Literasi keuangan merupakan pengetahuan dan kecakapan dalam mengaplikasikan pemahaman akan konsep dan risiko dalam membuat keputusan yang terkait dengan keuangan dalam rangka meningkatkan kesejahteraan secara keuangan baik individu maupun sosial. Literasi keuangan ini penting dimiliki oleh setiap orang, karena erat berkaitan dengan pengelolaan keuangan yang mereka miliki. Namun, faktanya angka literasi keuangan di Indonesia sangat rendah. Hal ini berdasarkan data survei OJK pada tahun 2016 yang mencatat tingkat literasi keuangan Indonesia hanya 29,7%. Artinya lebih dari 70% masyarakat Indonesia memiliki literasi keuangan yang rendah. Maka tak heran bila angka penipuan itu semakin besar, karena kurangnya pengetahuan mereka akan literasi keuangan. Selain itu, apa saja dampak negatif dari rendahnya literasi keuangan itu? Dampak rendahnya literasi keuangan antara lain :
- Konsumtif
Masyarakat Indonesia dari tahun ke tahun semakin konsumtif. Didorong dengan adanya peningkatan transaksi melalui marketplace seperti shopee, tokopedia, bukalapak, lazada dan sebagainya belum banyaknya pesta diskon didalamnya membuat masyarakat semakin “bernafsu” untuk mendapatkan barang yang sebenarnya bukan merupakan kebutuhan mereka namun mereka inginkan. Hal ini juga dengan tren menurunnya kebiasaan menabung masyarakat Indonesia, maka kehidupan konsumtif semakin besar.
Hal ini bisa terjadi dikarenakan rendahnya literasi keuangan mereka. Kurangnya pengetahuan akan pengelolaan keuangan yang baik, lebih menuruti nafsu belanja daripada kebutuhan dan pendapatan belum ditambah banyak promo yang beredar di banyak marketplace jual beli online membuat tingkat konsumtif semakin tinggi.

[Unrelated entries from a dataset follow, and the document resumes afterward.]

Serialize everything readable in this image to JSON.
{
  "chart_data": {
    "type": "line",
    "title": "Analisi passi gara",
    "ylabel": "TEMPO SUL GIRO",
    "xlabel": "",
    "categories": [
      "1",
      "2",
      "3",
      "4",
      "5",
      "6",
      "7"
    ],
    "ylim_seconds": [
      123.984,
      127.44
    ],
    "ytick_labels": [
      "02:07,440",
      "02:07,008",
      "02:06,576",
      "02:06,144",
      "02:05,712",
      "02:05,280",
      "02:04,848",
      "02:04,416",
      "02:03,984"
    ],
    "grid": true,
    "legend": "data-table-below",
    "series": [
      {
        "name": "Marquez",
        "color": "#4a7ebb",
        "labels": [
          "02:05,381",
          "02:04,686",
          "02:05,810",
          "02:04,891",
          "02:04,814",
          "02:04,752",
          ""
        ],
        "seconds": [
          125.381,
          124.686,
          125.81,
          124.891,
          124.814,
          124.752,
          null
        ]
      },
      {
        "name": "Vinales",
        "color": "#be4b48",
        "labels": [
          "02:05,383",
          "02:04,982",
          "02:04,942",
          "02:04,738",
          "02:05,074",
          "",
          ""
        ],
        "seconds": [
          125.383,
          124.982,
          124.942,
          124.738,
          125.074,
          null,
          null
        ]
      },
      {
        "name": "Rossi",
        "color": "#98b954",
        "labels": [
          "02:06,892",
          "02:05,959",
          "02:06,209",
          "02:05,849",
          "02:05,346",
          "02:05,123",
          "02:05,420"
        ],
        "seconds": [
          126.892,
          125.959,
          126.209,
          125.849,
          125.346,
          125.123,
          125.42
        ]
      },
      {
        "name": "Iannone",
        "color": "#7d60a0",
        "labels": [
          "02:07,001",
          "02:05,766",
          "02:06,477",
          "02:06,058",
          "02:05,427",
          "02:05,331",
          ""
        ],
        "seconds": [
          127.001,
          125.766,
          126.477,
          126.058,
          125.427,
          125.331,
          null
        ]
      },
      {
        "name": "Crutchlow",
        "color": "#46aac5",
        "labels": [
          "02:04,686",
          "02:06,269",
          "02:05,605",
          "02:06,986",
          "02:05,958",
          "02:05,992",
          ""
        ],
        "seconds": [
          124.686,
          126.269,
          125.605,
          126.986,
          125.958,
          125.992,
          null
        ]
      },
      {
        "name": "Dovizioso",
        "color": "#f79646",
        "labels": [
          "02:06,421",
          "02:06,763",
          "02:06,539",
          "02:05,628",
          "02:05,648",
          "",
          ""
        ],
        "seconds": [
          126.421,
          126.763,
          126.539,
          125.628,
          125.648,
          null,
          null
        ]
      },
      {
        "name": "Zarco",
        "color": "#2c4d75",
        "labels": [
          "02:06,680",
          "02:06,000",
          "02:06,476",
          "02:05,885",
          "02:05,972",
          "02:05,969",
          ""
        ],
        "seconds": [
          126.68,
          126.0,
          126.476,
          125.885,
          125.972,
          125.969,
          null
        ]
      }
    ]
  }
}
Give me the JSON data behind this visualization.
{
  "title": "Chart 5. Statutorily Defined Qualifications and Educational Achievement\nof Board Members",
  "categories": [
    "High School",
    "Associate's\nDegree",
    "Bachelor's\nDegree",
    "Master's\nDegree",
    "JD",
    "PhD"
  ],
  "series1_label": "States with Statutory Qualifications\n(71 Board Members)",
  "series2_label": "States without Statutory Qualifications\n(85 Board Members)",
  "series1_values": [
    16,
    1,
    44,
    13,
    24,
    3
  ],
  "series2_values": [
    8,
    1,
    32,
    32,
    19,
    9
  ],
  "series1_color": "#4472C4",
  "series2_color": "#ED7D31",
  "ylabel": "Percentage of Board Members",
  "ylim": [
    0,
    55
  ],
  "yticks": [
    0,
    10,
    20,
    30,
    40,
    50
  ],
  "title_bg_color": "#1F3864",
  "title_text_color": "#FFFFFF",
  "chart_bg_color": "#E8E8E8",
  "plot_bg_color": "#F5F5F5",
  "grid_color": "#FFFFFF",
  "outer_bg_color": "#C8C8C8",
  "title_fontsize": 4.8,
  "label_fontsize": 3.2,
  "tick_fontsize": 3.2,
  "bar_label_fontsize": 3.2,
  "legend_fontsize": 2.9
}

- Rasio menabung dan investasi rendah
Dengan makin tingginya gaya konsumtif dimasyarakat maka berefek terbalik dengan rendahnya menabung dan juga investasi. Masyarakat menjadi cenderung meremehkan memabung serta berinvestasi, hal ini karena budaya konsumtif mereka yang semakin tinggi. Berdasarkan data dari Otoritas Jasa Keuangan (OJK) tahun 2015, terjadi penurunan rasio Marginal Prospensity to Save (MPS) dan meningkatnya rasio margina prospensity to consume (MPC) sejak tahun 2011, artinya masyarakat lebih banyak menghabiskan pendapatannya untuk berbelanja dibandingkan untuk ditabung.
- Maraknya investasi bodong
Karena rendahnya literasi keuangan yang mereka miliki, maka akan berdampak pada maraknya investasi bodong. Keinginan akan hasil instan ditambah dengan minimnya pengetahuan mereka akan literasi keuangan membuat mereka menginginkan hasil investasi yang besar dan dalam waktu yang singkat. Maka jangan salahkan banyaknya investasi bodong, karena hal itu disebabkan oleh literasi keuangan yang sangat buruk. Kalau literasi keuangan sudah tinggi maka dengan sendirinya investasi bodong akan menghilang.
- Perencanaan keuangan yang buruk
Rendahnya tingkat literasi keuangan yang dimiliki akan beriringan dengan perencanaan keuangan yang buruk juga. Mereka akan cenderung mengalami kebingungan dan kesulitan dalam membuat perencanaan keuangan. Padahal dalam membuat perencanaan keuangan sebisa mungkin dibuat detai dan mengetahui kondisi keuangan yang sebenarnya.
- Tidak memiliki tujuan keuangan
Seseorang yang memiliki literasi keuangan yang rendah akan cenderung mengalami kesulitan dan kebingungan apa yang akan dia lakukan terhadap uang yang dimiliki. Dengan mengalami begitu maka iatidak memiliki tujuan keuangan yang jelas baik masa kini maupun untuk nanti saat sudah tua.